Solzhenitsyn: “One word of truth shall outweigh the whole world”
Solzhenitsyn’s great themes are the survival of good in an evil world, human dignity, the redeeming value of truth, and the importance of a spiritual dimension to life. But he was astonished to find that when he moved to the United States in 1976 that these were no more welcome there than in the Soviet Union. In his eyes, America had become weakened and corrupted by its material success. He expanded upon this in a blistering address at Harvard in 1978 – only a little while after it had granted him an honorary doctorate. But Aleksandr Isayevich was not one to be bribed with the gewgaw of academic honours. Beginning with an invocation of the Harvard motto, Veritas, truth, he hammered an establishment which had strayed from the pursuit of truth and had liberated itself from God:
But should someone ask me whether I would indicate the West such as it is today as a model to my country, frankly I would have to answer negatively. No, I could not recommend your society in its present state as an ideal for the transformation of ours. Through intense suffering our country has now achieved a spiritual development of such intensity that the Western system in its present state of spiritual exhaustion does not look attractive…
Six decades for our people and three decades for the people of Eastern Europe; during that time we have been through a spiritual training far in advance of Western experience. Life’s complexity and mortal weight have produced stronger, deeper and more interesting characters than those produced by standardized Western well-being… It is true, no doubt, that a society cannot remain in an abyss of lawlessness, as is the case in our country. But it is also demeaning for it to elect such mechanical legalistic smoothness as you have. After the suffering of decades of violence and oppression, the human soul longs for things higher, warmer and purer than those offered by today’s mass living habits, introduced by the revolting invasion of publicity, by TV stupor and by intolerable music.

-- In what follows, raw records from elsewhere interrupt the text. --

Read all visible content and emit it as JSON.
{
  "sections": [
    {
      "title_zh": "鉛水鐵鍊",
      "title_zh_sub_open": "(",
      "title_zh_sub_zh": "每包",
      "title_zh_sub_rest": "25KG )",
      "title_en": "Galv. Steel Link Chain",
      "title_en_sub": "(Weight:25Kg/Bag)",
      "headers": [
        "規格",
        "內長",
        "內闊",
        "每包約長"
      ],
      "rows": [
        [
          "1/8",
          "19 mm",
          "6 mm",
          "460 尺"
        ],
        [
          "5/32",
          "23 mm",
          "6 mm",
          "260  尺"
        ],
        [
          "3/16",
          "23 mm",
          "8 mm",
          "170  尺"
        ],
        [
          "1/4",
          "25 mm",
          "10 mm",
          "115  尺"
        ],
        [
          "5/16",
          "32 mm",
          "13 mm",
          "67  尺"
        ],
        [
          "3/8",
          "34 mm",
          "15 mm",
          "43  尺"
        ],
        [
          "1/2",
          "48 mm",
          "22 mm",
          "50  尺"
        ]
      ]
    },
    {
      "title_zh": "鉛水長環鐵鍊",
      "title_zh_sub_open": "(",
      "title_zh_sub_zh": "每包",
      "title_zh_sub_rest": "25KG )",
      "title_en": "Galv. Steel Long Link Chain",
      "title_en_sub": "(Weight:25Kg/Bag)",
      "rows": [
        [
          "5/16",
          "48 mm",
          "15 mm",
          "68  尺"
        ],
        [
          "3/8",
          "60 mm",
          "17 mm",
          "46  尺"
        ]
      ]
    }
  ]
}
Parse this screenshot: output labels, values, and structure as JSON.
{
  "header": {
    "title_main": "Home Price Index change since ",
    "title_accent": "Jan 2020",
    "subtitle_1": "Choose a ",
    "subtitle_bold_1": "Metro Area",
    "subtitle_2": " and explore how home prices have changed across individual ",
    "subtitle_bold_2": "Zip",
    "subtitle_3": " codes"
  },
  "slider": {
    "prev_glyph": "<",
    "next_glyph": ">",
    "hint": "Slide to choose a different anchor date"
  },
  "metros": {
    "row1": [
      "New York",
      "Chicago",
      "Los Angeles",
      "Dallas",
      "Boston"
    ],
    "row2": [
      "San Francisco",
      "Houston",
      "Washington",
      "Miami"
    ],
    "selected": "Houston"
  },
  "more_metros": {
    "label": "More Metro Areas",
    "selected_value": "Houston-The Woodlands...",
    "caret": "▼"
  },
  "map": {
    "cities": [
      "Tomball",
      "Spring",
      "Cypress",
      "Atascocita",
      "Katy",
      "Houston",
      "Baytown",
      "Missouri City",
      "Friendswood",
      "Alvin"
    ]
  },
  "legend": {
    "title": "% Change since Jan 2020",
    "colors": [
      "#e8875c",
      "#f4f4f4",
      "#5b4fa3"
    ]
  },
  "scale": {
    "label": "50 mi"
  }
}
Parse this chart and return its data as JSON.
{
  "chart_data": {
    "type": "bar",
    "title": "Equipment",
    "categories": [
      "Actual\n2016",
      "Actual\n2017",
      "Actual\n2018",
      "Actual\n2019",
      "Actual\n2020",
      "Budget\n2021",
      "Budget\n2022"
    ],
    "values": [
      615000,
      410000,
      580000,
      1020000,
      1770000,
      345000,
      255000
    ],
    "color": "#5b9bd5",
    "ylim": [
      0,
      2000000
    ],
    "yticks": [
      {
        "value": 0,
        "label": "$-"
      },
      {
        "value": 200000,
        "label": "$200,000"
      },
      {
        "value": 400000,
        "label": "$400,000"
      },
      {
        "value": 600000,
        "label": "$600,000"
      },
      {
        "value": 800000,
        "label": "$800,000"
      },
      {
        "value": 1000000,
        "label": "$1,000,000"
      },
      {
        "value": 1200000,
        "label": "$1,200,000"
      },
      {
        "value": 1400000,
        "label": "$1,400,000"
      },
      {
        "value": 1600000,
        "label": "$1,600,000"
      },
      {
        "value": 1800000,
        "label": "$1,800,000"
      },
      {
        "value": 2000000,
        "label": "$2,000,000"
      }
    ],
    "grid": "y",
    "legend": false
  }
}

The resentment which greeted this caustic analysis of capitalist materialism and Enlightenment thinking may explain why Solzhenitsyn’s reputation declined quickly thereafter. His later novels, part of a gigantic historical cycle about the Russian Revolution, were largely ignored. Perhaps his powers were declining and perhaps his focus on Russia’s destiny was puzzling for Western readers. But ultimately Solzhenitsyn was sidelined because his unwavering belief that life was a battle between good and evil, between transcendent spirituality and degrading materialism, was regarded as too simplistic, even too threatening, in a society which spurned firm convictions.